Oral misoprostol (Cytotec), vaginal and intracervical prostaglandins, and mechanical methods are effective for induction of labor at term. (Strength of Recommendation [SOR]: B, based on Cochrane reviews.) The use of intravenous oxytocin (Pitocin) increases the risk of failure to achieve vaginal delivery at 24 hours and the risk of cesarean delivery compared with prostaglandins and mechanical methods of labor induction. (SOR: B, based on systematic reviews.)
A 2014 Cochrane review of 76 randomized controlled trials (RCTs; N = 14,412) compared the effectiveness and safety of oral misoprostol with placebo and other methods of labor induction in the third trimester.1 Oral misoprostol led to fewer cesarean deliveries than vaginal prostaglandin E2 (PGE2; 12 RCTs; N = 3,859; relative risk [RR] = 0.88; 95% confidence interval [CI], 0.78 to 0.99). There was no difference in the proportion of women achieving vaginal delivery within 24 hours with oral misoprostol vs. intravenous oxytocin (six RCTs; N = 789; RR = 0.79; 95% CI, 0.59 to 1.05), and no difference in a subgroup analysis of women with ruptured membranes (three RCTs; N = 265; RR = 0.95; 95% CI, 0.56 to 1.6).

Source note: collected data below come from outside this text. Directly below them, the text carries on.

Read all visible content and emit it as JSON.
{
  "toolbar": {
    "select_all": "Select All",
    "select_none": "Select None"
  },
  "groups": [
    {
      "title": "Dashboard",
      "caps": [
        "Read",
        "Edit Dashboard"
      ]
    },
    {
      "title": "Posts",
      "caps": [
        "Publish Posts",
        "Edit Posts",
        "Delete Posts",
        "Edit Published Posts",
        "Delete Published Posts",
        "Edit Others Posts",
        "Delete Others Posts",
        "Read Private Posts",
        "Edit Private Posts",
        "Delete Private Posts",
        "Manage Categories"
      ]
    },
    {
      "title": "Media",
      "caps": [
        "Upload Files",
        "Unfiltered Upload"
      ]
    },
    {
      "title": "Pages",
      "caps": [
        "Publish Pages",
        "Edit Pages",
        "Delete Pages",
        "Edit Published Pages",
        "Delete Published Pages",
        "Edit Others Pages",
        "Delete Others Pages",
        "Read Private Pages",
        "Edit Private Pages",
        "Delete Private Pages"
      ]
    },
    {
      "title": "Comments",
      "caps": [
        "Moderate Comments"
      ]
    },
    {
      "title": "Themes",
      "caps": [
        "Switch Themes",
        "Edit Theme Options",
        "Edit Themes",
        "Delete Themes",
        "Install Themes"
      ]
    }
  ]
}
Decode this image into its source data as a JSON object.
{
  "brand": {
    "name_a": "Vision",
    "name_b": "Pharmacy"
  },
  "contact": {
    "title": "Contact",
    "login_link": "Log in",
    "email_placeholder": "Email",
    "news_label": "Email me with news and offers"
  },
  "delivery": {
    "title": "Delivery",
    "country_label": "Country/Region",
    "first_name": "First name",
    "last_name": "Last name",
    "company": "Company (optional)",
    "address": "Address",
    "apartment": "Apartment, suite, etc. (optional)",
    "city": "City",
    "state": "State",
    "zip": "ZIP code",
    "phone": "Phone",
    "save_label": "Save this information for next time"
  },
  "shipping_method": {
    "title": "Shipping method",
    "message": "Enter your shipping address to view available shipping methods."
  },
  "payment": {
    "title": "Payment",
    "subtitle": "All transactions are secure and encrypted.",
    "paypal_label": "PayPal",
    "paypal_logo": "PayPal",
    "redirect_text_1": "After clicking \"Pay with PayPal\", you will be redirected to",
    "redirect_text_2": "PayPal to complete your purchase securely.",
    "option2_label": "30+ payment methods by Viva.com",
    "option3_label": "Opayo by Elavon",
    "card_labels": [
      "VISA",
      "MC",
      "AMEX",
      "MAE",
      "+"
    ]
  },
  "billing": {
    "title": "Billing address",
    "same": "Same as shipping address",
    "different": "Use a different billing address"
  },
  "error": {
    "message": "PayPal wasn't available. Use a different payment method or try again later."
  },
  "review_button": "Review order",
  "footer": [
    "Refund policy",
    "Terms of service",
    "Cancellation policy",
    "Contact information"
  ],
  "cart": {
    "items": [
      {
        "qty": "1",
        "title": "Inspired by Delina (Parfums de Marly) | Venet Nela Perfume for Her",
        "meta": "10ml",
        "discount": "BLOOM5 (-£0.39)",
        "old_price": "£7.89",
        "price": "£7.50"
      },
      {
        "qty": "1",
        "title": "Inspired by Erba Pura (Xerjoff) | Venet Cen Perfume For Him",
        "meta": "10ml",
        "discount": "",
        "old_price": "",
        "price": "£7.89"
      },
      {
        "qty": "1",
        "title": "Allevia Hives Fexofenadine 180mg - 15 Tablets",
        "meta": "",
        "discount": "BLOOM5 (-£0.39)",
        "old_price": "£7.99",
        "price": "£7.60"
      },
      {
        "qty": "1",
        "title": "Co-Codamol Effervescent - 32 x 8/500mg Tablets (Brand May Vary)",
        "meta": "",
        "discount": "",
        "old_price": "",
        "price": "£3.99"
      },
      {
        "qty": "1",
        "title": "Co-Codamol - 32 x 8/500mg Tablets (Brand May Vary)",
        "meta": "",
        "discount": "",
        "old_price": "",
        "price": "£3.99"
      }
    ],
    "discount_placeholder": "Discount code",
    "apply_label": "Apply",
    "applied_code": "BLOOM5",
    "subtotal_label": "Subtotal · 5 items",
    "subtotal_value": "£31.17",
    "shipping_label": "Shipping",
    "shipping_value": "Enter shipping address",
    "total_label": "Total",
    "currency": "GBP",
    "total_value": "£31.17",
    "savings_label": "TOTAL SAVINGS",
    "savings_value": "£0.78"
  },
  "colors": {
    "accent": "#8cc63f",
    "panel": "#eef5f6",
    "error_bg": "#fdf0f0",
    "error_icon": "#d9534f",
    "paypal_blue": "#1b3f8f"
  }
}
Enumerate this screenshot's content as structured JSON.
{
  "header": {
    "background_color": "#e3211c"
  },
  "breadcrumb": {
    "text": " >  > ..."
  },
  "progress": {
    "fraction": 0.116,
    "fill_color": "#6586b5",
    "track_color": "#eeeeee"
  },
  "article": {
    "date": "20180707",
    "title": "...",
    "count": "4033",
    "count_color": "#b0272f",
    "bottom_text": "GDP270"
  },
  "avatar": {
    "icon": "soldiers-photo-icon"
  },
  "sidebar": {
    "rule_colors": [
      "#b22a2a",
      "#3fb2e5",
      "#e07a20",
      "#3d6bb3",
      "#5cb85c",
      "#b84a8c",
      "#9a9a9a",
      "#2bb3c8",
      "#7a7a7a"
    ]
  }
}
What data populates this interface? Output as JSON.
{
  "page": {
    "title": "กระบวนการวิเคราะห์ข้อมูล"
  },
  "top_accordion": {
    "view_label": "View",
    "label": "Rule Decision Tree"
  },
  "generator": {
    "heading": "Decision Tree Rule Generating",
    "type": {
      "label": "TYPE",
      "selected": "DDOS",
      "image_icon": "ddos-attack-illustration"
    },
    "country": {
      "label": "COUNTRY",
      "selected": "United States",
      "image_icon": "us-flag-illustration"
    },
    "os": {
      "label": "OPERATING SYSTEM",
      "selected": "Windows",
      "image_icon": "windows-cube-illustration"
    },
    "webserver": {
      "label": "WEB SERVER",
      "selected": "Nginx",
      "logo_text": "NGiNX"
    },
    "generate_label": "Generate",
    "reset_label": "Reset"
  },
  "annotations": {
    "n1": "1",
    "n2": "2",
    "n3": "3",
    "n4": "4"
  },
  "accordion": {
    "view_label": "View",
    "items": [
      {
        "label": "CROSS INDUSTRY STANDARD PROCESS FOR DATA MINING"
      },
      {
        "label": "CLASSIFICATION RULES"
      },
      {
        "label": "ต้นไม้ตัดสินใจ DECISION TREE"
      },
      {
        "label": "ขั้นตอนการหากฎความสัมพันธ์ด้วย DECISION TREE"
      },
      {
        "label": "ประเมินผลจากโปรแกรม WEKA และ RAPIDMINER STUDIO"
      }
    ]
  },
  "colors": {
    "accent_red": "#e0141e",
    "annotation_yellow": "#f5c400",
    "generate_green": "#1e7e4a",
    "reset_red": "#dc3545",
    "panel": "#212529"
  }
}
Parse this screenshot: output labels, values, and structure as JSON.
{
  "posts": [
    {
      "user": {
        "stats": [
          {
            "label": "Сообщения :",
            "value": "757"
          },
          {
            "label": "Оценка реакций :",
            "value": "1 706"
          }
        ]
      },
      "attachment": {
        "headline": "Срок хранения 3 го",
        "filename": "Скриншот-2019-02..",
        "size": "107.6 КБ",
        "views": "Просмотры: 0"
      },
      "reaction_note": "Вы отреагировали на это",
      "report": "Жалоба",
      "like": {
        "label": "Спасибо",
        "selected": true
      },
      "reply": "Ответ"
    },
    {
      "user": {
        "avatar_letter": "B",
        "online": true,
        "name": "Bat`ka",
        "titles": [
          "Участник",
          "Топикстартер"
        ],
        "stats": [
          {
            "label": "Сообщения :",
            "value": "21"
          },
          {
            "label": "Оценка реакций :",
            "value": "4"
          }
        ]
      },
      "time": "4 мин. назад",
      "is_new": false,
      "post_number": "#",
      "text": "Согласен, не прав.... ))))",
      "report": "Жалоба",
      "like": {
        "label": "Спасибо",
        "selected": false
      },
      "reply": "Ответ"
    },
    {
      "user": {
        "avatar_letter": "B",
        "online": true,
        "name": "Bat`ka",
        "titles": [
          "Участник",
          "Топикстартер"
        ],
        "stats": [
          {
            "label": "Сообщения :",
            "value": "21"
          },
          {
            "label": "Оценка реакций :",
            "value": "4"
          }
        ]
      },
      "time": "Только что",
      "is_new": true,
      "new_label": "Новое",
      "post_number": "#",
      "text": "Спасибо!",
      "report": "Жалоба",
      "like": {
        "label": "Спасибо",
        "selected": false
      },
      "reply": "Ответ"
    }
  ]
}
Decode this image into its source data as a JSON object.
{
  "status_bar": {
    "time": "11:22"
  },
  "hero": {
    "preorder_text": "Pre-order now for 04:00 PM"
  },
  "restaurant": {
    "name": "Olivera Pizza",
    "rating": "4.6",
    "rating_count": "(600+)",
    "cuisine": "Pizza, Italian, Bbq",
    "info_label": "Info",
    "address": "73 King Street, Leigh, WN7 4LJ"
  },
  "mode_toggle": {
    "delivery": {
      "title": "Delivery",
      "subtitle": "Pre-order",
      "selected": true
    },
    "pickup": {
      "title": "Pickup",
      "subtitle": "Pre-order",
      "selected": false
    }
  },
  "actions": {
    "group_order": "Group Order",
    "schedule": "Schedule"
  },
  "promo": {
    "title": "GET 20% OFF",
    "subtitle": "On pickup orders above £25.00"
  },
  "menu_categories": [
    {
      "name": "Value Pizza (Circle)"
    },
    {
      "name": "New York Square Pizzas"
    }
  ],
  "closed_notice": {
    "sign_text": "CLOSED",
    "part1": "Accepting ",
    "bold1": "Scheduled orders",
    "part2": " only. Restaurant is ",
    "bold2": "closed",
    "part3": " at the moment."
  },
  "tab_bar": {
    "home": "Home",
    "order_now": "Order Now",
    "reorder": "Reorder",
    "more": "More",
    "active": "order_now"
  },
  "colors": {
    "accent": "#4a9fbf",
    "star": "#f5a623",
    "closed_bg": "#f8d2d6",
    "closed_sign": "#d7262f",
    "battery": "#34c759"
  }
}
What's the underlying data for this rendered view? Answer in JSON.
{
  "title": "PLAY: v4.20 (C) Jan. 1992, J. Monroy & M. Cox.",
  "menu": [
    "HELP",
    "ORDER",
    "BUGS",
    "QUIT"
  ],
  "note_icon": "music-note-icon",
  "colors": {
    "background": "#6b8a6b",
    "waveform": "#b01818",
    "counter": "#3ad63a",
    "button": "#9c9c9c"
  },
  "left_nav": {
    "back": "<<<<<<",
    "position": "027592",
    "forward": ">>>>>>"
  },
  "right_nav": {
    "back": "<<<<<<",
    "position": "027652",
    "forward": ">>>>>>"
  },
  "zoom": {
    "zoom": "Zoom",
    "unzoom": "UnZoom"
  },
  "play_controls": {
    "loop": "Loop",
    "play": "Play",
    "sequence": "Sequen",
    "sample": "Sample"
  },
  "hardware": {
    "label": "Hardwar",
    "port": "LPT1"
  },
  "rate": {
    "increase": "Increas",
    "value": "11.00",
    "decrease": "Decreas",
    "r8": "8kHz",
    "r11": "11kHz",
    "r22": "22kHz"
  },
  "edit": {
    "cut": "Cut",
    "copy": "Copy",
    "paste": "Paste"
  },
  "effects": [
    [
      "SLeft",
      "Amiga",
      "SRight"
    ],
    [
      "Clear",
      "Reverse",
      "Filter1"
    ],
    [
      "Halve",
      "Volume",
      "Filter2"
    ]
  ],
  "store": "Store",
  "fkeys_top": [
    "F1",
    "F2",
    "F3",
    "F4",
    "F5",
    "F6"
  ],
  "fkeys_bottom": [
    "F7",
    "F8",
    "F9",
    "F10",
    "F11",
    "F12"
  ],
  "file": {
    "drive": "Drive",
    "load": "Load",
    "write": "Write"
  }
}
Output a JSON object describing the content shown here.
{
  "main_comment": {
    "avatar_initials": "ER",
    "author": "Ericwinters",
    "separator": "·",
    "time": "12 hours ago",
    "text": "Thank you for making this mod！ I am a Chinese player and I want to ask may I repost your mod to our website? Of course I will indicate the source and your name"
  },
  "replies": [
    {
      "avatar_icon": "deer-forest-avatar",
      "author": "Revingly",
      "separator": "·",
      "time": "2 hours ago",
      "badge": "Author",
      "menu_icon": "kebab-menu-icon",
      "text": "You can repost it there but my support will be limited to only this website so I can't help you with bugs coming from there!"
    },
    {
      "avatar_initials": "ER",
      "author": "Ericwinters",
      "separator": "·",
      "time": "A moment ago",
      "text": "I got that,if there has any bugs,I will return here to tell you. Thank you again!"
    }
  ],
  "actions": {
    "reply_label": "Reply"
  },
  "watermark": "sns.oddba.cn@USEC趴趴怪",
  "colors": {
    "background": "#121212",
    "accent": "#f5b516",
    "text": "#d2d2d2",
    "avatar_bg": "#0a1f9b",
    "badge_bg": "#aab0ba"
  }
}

Oral misoprostol led to fewer cesarean deliveries than intravenous oxytocin (RR = 0.77; 95% CI, 0.6 to 0.98). There was no difference in the proportion of women achieving vaginal delivery within 24 hours with oral vs. vaginal misoprostol (14 RCTs; N = 2,448; RR = 1.08; 95% CI, 0.86 to 1.36). This review was limited by variability in medication doses and whether women had ruptured membranes. It did not report Bishop scores.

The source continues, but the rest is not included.